The worst thing about Johnson running is that he might get Republicans put off by Trump to still turn up at the polls and vote GOP downticket.


#5

Well… I’ll put it another way … Hillary needs every vote she can get if she’s going to beat Trump. Overall, I think of all the people who vote for Johnson more would have voted for Trump than Hillary had they not had voted for Johnson. But for me it’s between Hillary and Johnson.


#6

He seemed like a pretty charming / happy guy when Sam Bee interviewed him. I loved his description of the Libertarian Convention - “You’re going to find really wonderful, well-meaning, well-spoken people. And then people that are just batshit crazy.”


#7

Bounce!

Listened to this today.

Generally this was quite good, and Johnson is quite engaging. It’s a shame he won’t make it to the debates. He’d run rings around Trump. He kind of spoilt it at the end though, when he was asked what his favourite book was, and inevitably, he narrowed it down to a pair of Ayn Rands. Just a little clichéd…


#8


#9

That’s a pretty good across-the-board definition of politics, really.


#10

Has Gary Johnson just fucked up his chances of being in the debate?

What is Aleppo?


#11

Why not?

'cause States has all the rights.

“Individuals who are unable to fully support themselves and their families through the job market must, once again, learn to rely on supportive family, church, community, or private charity to bridge the gap.”

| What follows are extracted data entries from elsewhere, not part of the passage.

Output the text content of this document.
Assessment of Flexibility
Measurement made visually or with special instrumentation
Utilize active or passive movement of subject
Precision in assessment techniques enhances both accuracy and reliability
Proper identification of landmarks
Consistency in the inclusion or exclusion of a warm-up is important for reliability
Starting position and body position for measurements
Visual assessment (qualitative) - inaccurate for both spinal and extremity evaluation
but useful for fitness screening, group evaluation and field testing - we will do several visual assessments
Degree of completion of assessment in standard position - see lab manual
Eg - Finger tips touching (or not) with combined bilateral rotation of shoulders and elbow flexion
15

Direct fom the party of the man who admits he doesn’t give to charity because his public service in office trying to take away benefits is his contribution.

Fuckwad.

Smoking weed just isn’t worth it.


#12

I feel for the guy. I’m not voting for him, but he obviously just blanked. Look at all the purposeful shit Trump says every day.


#13

It was a minor mistake. Unlike his platform.

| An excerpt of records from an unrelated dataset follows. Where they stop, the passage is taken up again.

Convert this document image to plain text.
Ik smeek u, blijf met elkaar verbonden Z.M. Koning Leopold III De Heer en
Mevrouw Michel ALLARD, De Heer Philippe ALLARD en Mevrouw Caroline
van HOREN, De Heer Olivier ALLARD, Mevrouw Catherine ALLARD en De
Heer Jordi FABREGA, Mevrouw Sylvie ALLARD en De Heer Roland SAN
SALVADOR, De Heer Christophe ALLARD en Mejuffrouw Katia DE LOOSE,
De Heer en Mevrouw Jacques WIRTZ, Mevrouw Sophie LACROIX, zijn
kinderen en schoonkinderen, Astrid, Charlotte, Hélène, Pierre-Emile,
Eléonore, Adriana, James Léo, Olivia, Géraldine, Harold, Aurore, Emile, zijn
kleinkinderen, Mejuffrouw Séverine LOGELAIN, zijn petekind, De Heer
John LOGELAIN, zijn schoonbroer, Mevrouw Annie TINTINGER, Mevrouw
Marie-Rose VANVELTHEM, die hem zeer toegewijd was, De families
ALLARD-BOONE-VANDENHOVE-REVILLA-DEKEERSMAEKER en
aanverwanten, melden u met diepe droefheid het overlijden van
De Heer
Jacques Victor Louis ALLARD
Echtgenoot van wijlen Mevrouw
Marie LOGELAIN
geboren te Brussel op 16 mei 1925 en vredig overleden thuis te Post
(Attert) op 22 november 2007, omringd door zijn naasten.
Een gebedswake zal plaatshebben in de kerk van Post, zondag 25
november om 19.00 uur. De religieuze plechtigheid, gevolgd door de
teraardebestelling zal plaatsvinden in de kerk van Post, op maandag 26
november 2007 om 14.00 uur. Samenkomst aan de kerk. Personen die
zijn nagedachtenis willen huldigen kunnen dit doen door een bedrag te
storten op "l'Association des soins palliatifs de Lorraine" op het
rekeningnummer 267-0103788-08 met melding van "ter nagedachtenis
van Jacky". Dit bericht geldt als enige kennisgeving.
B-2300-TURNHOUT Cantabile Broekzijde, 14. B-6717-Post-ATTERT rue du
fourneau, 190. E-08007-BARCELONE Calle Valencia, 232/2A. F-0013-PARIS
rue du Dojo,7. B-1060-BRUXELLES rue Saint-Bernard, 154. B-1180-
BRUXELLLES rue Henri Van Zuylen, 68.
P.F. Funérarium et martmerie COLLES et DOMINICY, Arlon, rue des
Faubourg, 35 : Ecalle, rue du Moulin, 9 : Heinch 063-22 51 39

Wow, I’ve got some Gary Johnson anger today.


#14

Since this election finds me Illinoid (I believe that is the proper term for a resident of Illinois) I can safely vote for a third party without risking helping the Great Orange one

But it’s so hard to even settle on one of them.


#15

You could write in Lyndon LaRouche. Just please vote for TD for senate.


#16

YES!!!

Yeah. Pretty much your average Libertarian “states rights” spiel is code for “I love rampant discrimination and systemic corruption”


#17

The NY Times did a bang up job of reporting on this…


#18

This year, Johnson may be the first Libertarian candidate since John Hospers (1972) to get an electoral vote. It will almost certainly be a faithless elector, same as with Hospers. Just throwing that out there.

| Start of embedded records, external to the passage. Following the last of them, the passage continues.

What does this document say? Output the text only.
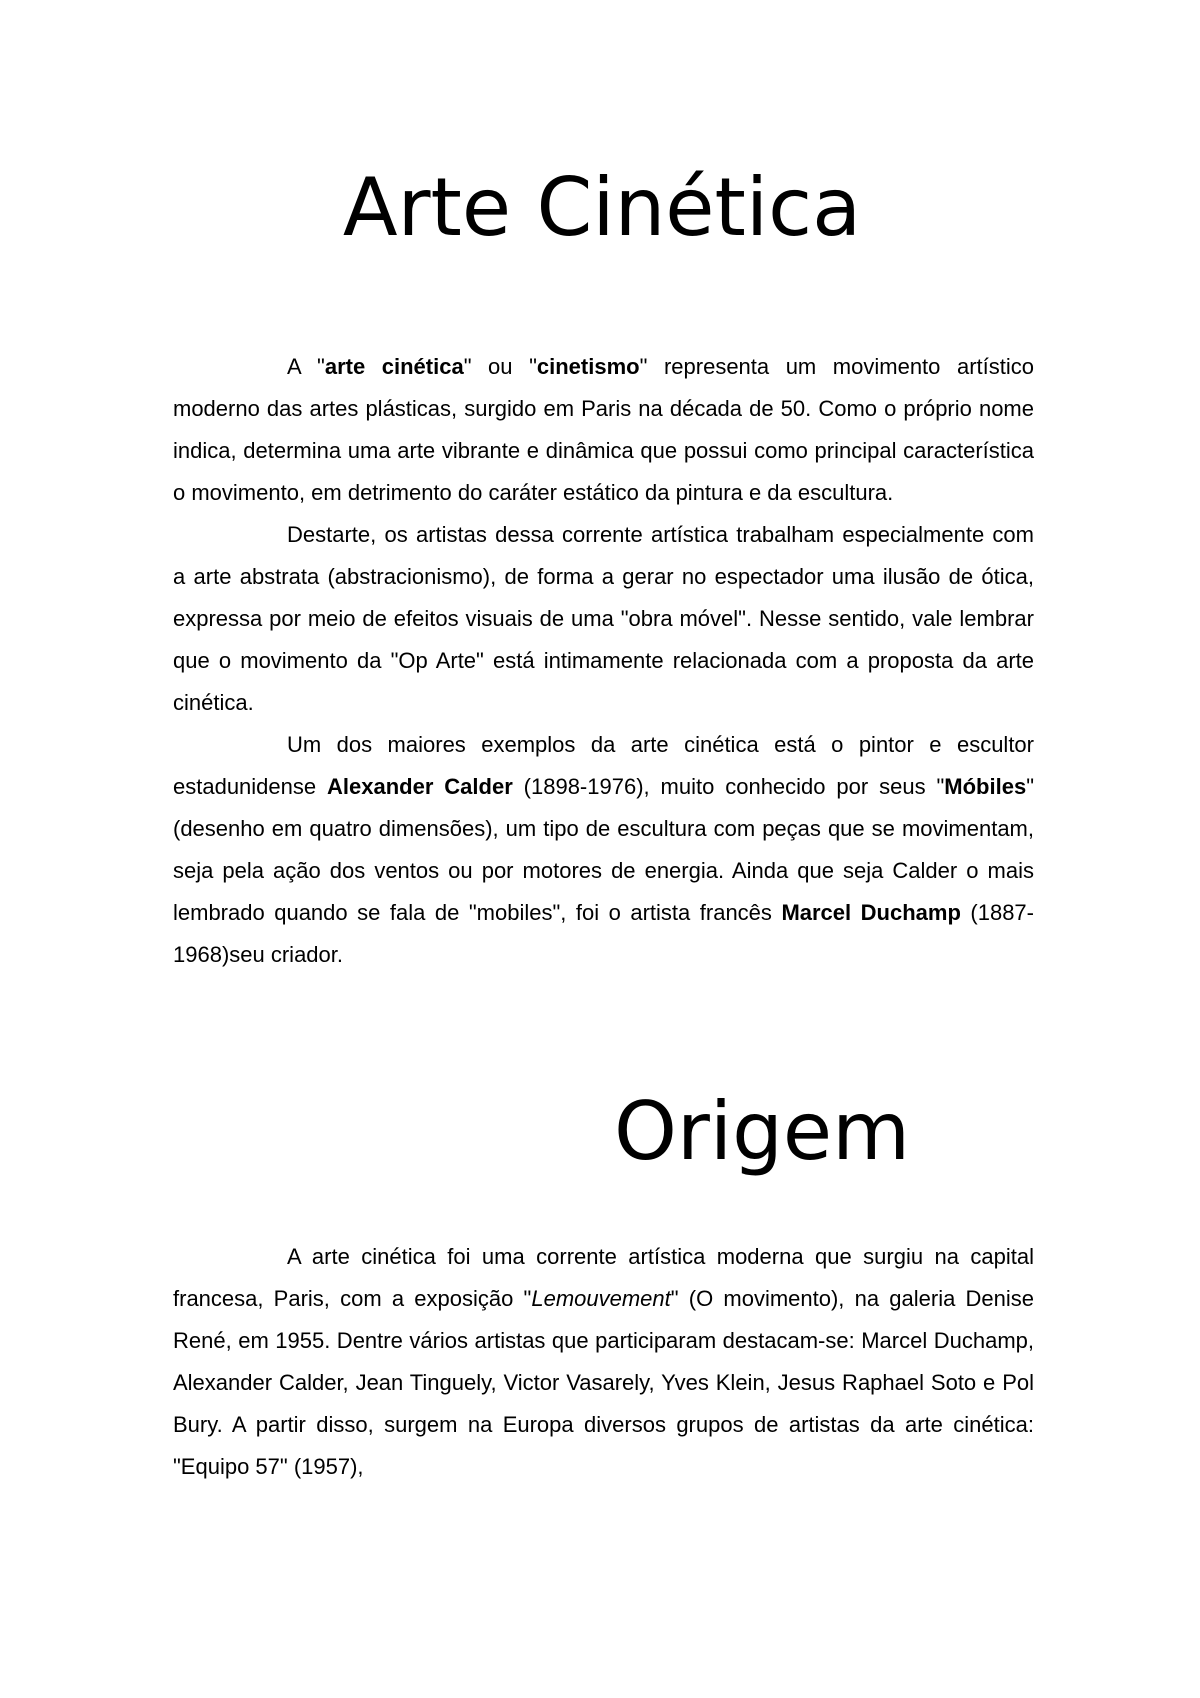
Arte Cinética

A "arte cinética" ou "cinetismo" representa um movimento artístico moderno das artes plásticas, surgido em Paris na década de 50. Como o próprio nome indica, determina uma arte vibrante e dinâmica que possui como principal característica o movimento, em detrimento do caráter estático da pintura e da escultura.

Destarte, os artistas dessa corrente artística trabalham especialmente com a arte abstrata (abstracionismo), de forma a gerar no espectador uma ilusão de ótica, expressa por meio de efeitos visuais de uma "obra móvel". Nesse sentido, vale lembrar que o movimento da "Op Arte" está intimamente relacionada com a proposta da arte cinética.

Um dos maiores exemplos da arte cinética está o pintor e escultor estadunidense Alexander Calder (1898-1976), muito conhecido por seus "Móbiles" (desenho em quatro dimensões), um tipo de escultura com peças que se movimentam, seja pela ação dos ventos ou por motores de energia. Ainda que seja Calder o mais lembrado quando se fala de "mobiles", foi o artista francês Marcel Duchamp (1887-1968)seu criador.

Origem

A arte cinética foi uma corrente artística moderna que surgiu na capital francesa, Paris, com a exposição "Lemouvement" (O movimento), na galeria Denise René, em 1955. Dentre vários artistas que participaram destacam-se: Marcel Duchamp, Alexander Calder, Jean Tinguely, Victor Vasarely, Yves Klein, Jesus Raphael Soto e Pol Bury. A partir disso, surgem na Europa diversos grupos de artistas da arte cinética: "Equipo 57" (1957),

However, I do have this even weirder idea about the Koch brothers throwing money at Johnson, not because they think he can win, but because he can siphon votes from Trump. The Koch brothers can’t control Trump, but they can control Clinton. I doubt this will happen, though.


#19

Libertarianism is almost a litmus test for arrested development. When you read Rand, I did as a teen, “it all makes sense!”, kind of like the internal consistency of a fantasy novel. Then most of us wake up and realize, 'wait a minute, what about actual humans without wealth, and the environment? They have no market value or capital, and therefore have no value at all in this system". The tragedy of the commons as political system is not pretty, we’ve spent enough time there in our history already.

I will say the Rand books are interesting. My eyes were opened by her point that some laws are passed not to be obeyed, but to get leverage on those wishing to be exempt. Zoning is a great example.